Processor affinity controls which CPUs a process or thread can execute on, enabling cache optimization and NUMA-aware scheduling. Hard affinity strictly restricts execution to specific CPUs; soft affinity expresses a preference while allowing migration if necessary. Binding processes to CPUs can improve cache hit rates and memory locality on multiprocessor and NUMA systems.
From your study of context switching and CPU dispatch, you know that when the OS switches a process off a CPU, it saves the process's register state and loads another process's state onto that core. What you may not have considered is what happens to the data that process left behind in the CPU's cache. Each core maintains its own L1 and L2 caches filled with the recently accessed memory of whatever was running on it. When a process is dispatched back to the *same* core, those cache lines may still be warm — the data the process needs is already sitting in fast local memory. If the scheduler moves the process to a *different* core, the new core's cache is cold for that process, and it must re-fetch everything from slower shared cache or main memory. This is the performance problem that processor affinity addresses.
Soft affinity is the default behavior in most modern schedulers: the OS *prefers* to schedule a process back onto the core it last ran on, but will migrate it to another core if that core is idle and the home core is busy. This is a best-effort optimization — it improves cache hit rates on average without creating load imbalance. Hard affinity, by contrast, is an explicit constraint set by the programmer or administrator. It restricts a process or thread to a specific set of CPUs and the scheduler will never move it outside that set, even if those cores are overloaded and others sit idle.

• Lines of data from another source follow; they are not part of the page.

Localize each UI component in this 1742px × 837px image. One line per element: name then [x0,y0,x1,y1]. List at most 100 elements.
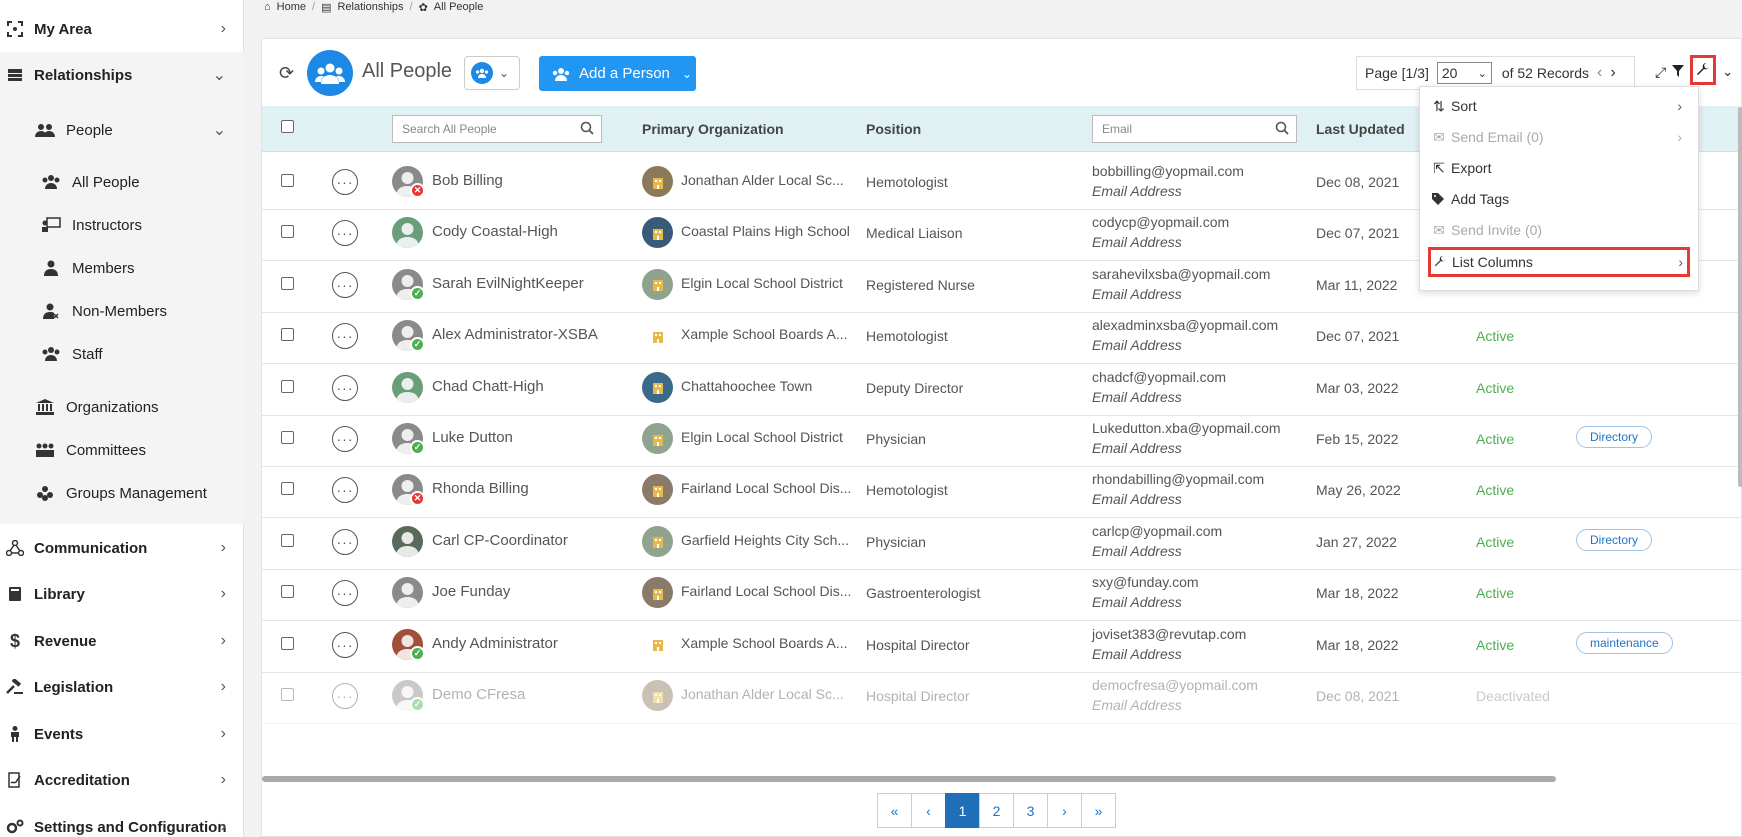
table-row[interactable]: ··· ✓ Andy Administrator Xample School Boar… [262,616,1742,673]
more-options-icon[interactable]: ··· [332,631,358,658]
table-row[interactable]: ··· ✓ Alex Administrator-XSBA Xample School… [262,307,1742,365]
sidebar-item-accreditation[interactable]: Accreditation › [0,767,244,793]
sidebar-item-library[interactable]: Library › [0,581,244,607]
menu-item-add-tags[interactable]: Add Tags [1430,187,1686,211]
table-row[interactable]: ··· Carl CP-Coordinator Garfield Heights C… [262,513,1742,570]
table-row[interactable]: ··· Joe Funday Fairland Local School Dis..… [262,564,1742,622]
sidebar-item-settings[interactable]: Settings and Configuration › [0,814,244,837]
row-checkbox[interactable] [281,636,294,650]
email[interactable]: sarahevilxsba@yopmail.com [1092,266,1270,282]
email[interactable]: bobbilling@yopmail.com [1092,163,1244,179]
primary-organization[interactable]: Fairland Local School Dis... [681,480,851,496]
sidebar-item-communication[interactable]: Communication › [0,535,244,561]
row-checkbox[interactable] [281,482,294,496]
row-checkbox[interactable] [281,276,294,290]
last-page-button[interactable]: » [1081,793,1116,828]
email[interactable]: democfresa@yopmail.com [1092,677,1258,693]
primary-organization[interactable]: Jonathan Alder Local Sc... [681,686,844,702]
person-name[interactable]: Demo CFresa [432,686,525,703]
primary-organization[interactable]: Xample School Boards A... [681,326,848,342]
next-page-icon[interactable]: › [1610,64,1615,82]
breadcrumb-relationships[interactable]: Relationships [337,1,403,13]
more-options-icon[interactable]: ··· [332,528,358,555]
more-options-icon[interactable]: ··· [332,220,358,247]
vertical-scrollbar[interactable] [1738,107,1742,487]
primary-organization[interactable]: Elgin Local School District [681,275,843,291]
sidebar-item-revenue[interactable]: $ Revenue › [0,628,244,654]
search-input[interactable]: Search All People [392,115,602,143]
table-row[interactable]: ··· ✕ Rhonda Billing Fairland Local School … [262,461,1742,519]
more-options-icon[interactable]: ··· [332,169,358,195]
email[interactable]: codycp@yopmail.com [1092,214,1229,230]
next-page-button[interactable]: › [1047,793,1082,828]
wrench-icon[interactable] [1690,55,1717,85]
primary-organization[interactable]: Elgin Local School District [681,429,843,445]
table-row[interactable]: ··· ✓ Luke Dutton Elgin Local School Distri… [262,410,1742,467]
chevron-down-icon[interactable]: ⌄ [1722,64,1733,80]
sidebar-item-non-members[interactable]: Non-Members [0,298,244,324]
person-name[interactable]: Alex Administrator-XSBA [432,326,598,343]
person-name[interactable]: Sarah EvilNightKeeper [432,275,584,292]
person-name[interactable]: Rhonda Billing [432,480,529,497]
prev-page-icon[interactable]: ‹ [1597,64,1602,82]
more-options-icon[interactable]: ··· [332,323,358,350]
more-options-icon[interactable]: ··· [332,683,358,709]
person-name[interactable]: Chad Chatt-High [432,378,544,395]
page-size-select[interactable]: 20 ⌄ [1436,62,1492,84]
primary-organization[interactable]: Xample School Boards A... [681,635,848,651]
person-name[interactable]: Joe Funday [432,583,510,600]
more-options-icon[interactable]: ··· [332,477,358,504]
col-position[interactable]: Position [866,121,921,137]
sidebar-item-relationships[interactable]: Relationships ⌄ [0,62,244,88]
row-checkbox[interactable] [281,533,294,547]
menu-item-export[interactable]: ⇱ Export [1430,156,1686,180]
menu-item-sort[interactable]: ⇅ Sort › [1430,94,1686,118]
row-checkbox[interactable] [281,688,294,701]
person-name[interactable]: Cody Coastal-High [432,223,558,240]
sidebar-item-legislation[interactable]: Legislation › [0,674,244,700]
menu-item-send-email[interactable]: ✉ Send Email (0) › [1430,125,1686,149]
person-name[interactable]: Bob Billing [432,172,503,189]
prev-page-button[interactable]: ‹ [911,793,946,828]
email[interactable]: chadcf@yopmail.com [1092,369,1226,385]
sidebar-item-all-people[interactable]: All People [0,169,244,195]
sidebar-item-staff[interactable]: Staff [0,341,244,367]
menu-item-send-invite[interactable]: ✉ Send Invite (0) [1430,218,1686,242]
primary-organization[interactable]: Coastal Plains High School [681,223,850,239]
sidebar-item-members[interactable]: Members [0,255,244,281]
person-name[interactable]: Andy Administrator [432,635,558,652]
sidebar-item-organizations[interactable]: Organizations [0,394,244,420]
email[interactable]: sxy@funday.com [1092,574,1199,590]
view-select[interactable]: ⌄ [464,56,520,90]
refresh-icon[interactable]: ⟳ [279,63,294,84]
tag-badge[interactable]: Directory [1576,528,1653,551]
row-checkbox[interactable] [281,585,294,599]
menu-item-list-columns[interactable]: List Columns › [1428,247,1690,277]
email[interactable]: carlcp@yopmail.com [1092,523,1222,539]
tag-badge[interactable]: maintenance [1576,631,1673,654]
email[interactable]: joviset383@revutap.com [1092,626,1246,642]
sidebar-item-groups-management[interactable]: Groups Management [0,480,244,506]
page-2-button[interactable]: 2 [979,793,1014,828]
more-options-icon[interactable]: ··· [332,374,358,401]
row-checkbox[interactable] [281,174,294,187]
row-checkbox[interactable] [281,431,294,444]
table-row[interactable]: ··· Chad Chatt-High Chattahoochee Town Depu… [262,359,1742,416]
person-name[interactable]: Luke Dutton [432,429,513,446]
first-page-button[interactable]: « [877,793,912,828]
filter-icon[interactable] [1672,64,1685,80]
more-options-icon[interactable]: ··· [332,271,358,298]
row-checkbox[interactable] [281,328,294,342]
email[interactable]: Lukedutton.xba@yopmail.com [1092,420,1281,436]
add-person-button[interactable]: Add a Person ⌄ [539,56,696,91]
email-search-input[interactable]: Email [1092,115,1297,143]
tag-badge[interactable]: Directory [1576,426,1653,448]
email[interactable]: alexadminxsba@yopmail.com [1092,317,1278,333]
row-checkbox[interactable] [281,225,294,239]
col-last-updated[interactable]: Last Updated [1316,121,1405,137]
row-checkbox[interactable] [281,379,294,393]
person-name[interactable]: Carl CP-Coordinator [432,532,568,549]
sidebar-item-people[interactable]: People ⌄ [0,117,244,143]
sidebar-item-my-area[interactable]: My Area › [0,16,244,42]
email[interactable]: rhondabilling@yopmail.com [1092,471,1264,487]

Hard affinity becomes critical on NUMA (Non-Uniform Memory Access) systems, where each CPU socket has its own local memory bank. Accessing local memory is fast; accessing a remote socket's memory can take two to three times as long. If a process's data lives in socket 0's memory but the scheduler moves the process to socket 1, every memory access crosses the interconnect. By binding the process to the cores on socket 0, you guarantee that memory accesses stay local. Database servers, real-time audio processing, and high-frequency trading systems routinely use CPU binding for this reason.
The tradeoff is straightforward: affinity improves cache and memory locality at the cost of scheduling flexibility. If you pin four threads to four cores and a fifth thread needs CPU time, it cannot use those pinned cores even if the pinned threads are sleeping. On Linux, the `taskset` command and `sched_setaffinity()` system call control hard affinity; on Windows, `SetProcessAffinityMask()` and `SetThreadAffinityMask()` serve the same purpose. The key insight is that processor affinity is not about making the CPU faster — it is about preventing the scheduler from undoing the locality that the hardware cache hierarchy has already built up.